Perhaps one should not be so pushy, so attacking.
One can, perhaps, crowd quietly around a wagon
With onions, cucumbers, and plums.
But if you cannot chase them even whip wagging,
Because earth's tyrant, our belly, nagging,
Wishes so-you must be evil to go on bragging
That it's not nice to crowd around a wagon
With onions, cucumbers, and plums.
The writer seems to be suggesting that poetry, in particular, and refinement, in general, are inimical to the staccato rhythm of an immigrant population: their day-to-day behavior is propelled by nothing more than survival, by filling one's "nagging belly." But the poet suggests this with irony; his verse proves just the opposite. His poetry effectively gives expression to images of the common street, and does so in thickly colloquial speech. The street's chaos is punctuated by the recurring line a hawker shouts in the marketplace: "onions, cucumbers, and plums". The common and chaotic of the street yield to rhyme, rhythm and thrilling poetry. Moreover, the narrator warns the reader playfully not to pass judgment on the hungry crowds.
Avrom Sutzkever (b. 1913), is one of the most celebrated figures of the literary movement Young Vilna formed between World War I and World War II. While imprisoned in the Vilna ghetto after the Nazis occupied the city in 1941, Sutzkever and his colleagues risked their lives to smuggle hundreds of rare books and manuscripts away from Nazi destruction.
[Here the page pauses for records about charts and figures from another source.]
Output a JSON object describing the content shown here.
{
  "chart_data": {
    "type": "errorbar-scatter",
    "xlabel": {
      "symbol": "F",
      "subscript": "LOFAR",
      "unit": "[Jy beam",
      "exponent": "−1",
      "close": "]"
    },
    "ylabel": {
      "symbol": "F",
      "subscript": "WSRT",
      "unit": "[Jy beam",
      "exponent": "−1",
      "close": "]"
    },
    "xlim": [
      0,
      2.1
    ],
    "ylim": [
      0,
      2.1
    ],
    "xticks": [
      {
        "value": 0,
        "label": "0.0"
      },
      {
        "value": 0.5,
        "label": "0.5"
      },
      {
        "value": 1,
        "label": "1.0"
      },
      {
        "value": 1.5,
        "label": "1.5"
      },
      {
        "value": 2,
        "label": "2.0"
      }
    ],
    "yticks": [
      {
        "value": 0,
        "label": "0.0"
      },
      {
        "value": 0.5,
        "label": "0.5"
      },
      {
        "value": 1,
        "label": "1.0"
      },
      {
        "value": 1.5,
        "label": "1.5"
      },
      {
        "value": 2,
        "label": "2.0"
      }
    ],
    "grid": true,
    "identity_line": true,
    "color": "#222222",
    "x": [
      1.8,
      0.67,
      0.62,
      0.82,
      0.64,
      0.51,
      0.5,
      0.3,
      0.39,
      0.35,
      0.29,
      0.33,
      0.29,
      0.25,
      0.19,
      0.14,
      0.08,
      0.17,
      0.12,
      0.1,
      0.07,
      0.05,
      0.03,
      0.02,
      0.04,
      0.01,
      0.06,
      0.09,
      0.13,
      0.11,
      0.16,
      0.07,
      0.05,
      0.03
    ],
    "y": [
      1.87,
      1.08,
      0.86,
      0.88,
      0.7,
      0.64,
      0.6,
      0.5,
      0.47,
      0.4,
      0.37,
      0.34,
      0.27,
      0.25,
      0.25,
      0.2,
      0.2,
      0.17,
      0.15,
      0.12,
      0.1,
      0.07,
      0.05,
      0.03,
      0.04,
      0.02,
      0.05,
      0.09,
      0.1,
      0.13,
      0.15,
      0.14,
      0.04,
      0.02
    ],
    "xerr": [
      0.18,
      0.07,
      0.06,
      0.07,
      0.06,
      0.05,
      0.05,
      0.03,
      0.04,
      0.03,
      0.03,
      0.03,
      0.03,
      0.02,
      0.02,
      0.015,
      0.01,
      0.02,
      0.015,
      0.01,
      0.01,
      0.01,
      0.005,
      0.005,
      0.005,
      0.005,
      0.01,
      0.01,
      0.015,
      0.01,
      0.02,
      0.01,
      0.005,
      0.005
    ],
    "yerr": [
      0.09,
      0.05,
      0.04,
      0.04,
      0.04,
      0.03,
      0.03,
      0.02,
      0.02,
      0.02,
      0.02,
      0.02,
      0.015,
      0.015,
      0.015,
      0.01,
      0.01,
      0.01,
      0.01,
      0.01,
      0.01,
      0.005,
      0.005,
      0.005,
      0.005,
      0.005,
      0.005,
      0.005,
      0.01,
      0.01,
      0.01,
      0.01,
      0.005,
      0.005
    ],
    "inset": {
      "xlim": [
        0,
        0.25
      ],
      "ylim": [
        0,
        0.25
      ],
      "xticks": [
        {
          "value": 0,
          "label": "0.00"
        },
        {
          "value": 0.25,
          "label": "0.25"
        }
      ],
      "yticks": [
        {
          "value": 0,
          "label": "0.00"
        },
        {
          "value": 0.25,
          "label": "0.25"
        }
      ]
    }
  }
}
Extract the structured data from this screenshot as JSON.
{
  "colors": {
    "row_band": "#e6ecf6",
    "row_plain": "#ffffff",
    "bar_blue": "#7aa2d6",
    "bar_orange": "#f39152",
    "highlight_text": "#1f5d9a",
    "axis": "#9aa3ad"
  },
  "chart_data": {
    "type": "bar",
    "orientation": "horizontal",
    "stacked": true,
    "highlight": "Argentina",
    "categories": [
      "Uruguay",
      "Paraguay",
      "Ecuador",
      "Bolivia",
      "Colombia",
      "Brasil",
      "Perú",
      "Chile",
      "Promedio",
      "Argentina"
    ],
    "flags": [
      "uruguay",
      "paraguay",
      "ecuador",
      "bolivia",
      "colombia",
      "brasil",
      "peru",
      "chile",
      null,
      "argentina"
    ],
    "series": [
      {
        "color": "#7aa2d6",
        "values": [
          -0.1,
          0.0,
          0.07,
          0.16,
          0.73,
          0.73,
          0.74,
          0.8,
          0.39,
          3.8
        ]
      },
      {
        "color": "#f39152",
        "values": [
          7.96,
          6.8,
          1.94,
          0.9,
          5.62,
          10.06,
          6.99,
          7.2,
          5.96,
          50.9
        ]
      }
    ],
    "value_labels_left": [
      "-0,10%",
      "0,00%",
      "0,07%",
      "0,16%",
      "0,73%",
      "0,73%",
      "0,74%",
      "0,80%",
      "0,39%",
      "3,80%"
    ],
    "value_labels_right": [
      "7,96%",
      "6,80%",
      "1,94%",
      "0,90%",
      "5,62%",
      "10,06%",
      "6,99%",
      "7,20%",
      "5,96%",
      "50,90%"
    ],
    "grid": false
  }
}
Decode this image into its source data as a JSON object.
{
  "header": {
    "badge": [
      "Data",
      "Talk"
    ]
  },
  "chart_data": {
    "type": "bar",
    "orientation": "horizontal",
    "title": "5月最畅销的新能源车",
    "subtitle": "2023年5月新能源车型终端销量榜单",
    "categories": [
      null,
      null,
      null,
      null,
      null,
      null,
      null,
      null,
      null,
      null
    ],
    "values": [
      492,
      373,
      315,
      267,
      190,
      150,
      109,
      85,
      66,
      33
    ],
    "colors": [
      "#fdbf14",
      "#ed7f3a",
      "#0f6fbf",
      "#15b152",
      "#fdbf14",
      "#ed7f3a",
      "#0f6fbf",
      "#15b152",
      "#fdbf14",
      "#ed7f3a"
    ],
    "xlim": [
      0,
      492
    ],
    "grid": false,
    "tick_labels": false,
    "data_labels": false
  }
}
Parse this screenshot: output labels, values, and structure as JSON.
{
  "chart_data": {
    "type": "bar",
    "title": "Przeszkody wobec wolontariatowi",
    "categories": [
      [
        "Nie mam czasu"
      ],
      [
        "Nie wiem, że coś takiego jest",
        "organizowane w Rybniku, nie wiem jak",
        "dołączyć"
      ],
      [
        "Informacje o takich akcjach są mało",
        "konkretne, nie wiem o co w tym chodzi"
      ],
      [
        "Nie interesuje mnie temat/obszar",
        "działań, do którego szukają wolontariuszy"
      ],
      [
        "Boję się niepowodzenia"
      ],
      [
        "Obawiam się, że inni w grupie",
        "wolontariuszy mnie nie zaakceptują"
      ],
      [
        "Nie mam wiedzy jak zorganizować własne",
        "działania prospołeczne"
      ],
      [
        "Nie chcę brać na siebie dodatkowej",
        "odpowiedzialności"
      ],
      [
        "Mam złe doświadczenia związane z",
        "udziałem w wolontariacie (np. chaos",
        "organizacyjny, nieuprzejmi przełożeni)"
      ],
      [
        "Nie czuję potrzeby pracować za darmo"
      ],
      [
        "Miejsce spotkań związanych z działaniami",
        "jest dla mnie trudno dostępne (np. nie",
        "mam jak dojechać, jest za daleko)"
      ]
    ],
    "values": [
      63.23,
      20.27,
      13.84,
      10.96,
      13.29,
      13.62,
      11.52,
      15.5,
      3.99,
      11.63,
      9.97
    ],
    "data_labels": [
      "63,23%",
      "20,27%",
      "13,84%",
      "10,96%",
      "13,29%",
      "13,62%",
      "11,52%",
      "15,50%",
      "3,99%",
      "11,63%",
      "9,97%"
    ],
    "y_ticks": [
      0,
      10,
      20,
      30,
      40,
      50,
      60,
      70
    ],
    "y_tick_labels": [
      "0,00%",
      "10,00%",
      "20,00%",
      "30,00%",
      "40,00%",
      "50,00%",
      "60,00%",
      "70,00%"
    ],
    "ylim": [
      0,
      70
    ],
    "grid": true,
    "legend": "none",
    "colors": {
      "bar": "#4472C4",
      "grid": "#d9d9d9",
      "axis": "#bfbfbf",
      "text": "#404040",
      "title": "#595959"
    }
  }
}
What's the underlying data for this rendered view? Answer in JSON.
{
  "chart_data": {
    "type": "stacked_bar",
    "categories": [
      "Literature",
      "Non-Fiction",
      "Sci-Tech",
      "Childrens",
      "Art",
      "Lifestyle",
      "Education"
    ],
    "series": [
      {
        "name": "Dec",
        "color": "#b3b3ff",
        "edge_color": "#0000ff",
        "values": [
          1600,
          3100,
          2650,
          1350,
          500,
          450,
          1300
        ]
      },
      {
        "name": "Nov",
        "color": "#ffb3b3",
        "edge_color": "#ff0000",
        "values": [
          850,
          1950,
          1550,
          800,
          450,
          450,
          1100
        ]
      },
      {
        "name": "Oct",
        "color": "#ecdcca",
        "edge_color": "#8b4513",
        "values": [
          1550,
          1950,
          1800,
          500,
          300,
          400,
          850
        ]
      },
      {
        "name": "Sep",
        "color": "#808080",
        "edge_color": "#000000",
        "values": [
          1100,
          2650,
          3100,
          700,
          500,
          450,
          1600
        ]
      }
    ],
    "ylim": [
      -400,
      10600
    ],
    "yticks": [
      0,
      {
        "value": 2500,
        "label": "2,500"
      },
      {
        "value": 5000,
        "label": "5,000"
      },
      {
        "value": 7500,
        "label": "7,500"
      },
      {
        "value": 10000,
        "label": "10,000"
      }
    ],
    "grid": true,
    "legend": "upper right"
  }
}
Sutzkever wrote the following poem during the war, one that became a rallying cry among his fighting colleagues and friends:
The Lead Plates of the Rom Printers
Like fingers stretched out through the bars in the night
To catch the free light of the air that is shed-
We sneak in the dark to grab up, as in spite,
The Rom printing plates, with old wisdom inbred.
We dreamers now have to be soldiers and fight
And melt into bullets the soul of the lead.
The Rom printing press, most famous for publishing the classic edition of the Babylonian Talmud, as well as many Hebrew and Yiddish books, was an institution of Jewish intellectual life and civilization to which Sutzkever, as a poet, was devoted. The Nazis thrust upon the Jews a nightmarish reality that called for him and his friends to transform the power of the word into armed resistance. Sutzkever's continued poetic output during the war demonstrates that his resistance to Nazi barbarity took many forms. He taught poetry in the ghetto and joined a partisan fighting unit. Eventually he made his way to the safety of Moscow. After the war, he settled in Israel where he lives today.
Sutzkever's career since the end of the war has been marked by both mournful remembrance and renewal. In 1948 he founded the leading Yiddish journal, "Di goldene keyt " (The Golden Chain), which reestablished a literary Yiddish presence in Israel after so many of its writers were killed and literary centers destroyed. His powerful and exquisite poetry has led specialists to nominate him as a deserving candidate for the Nobel Prize.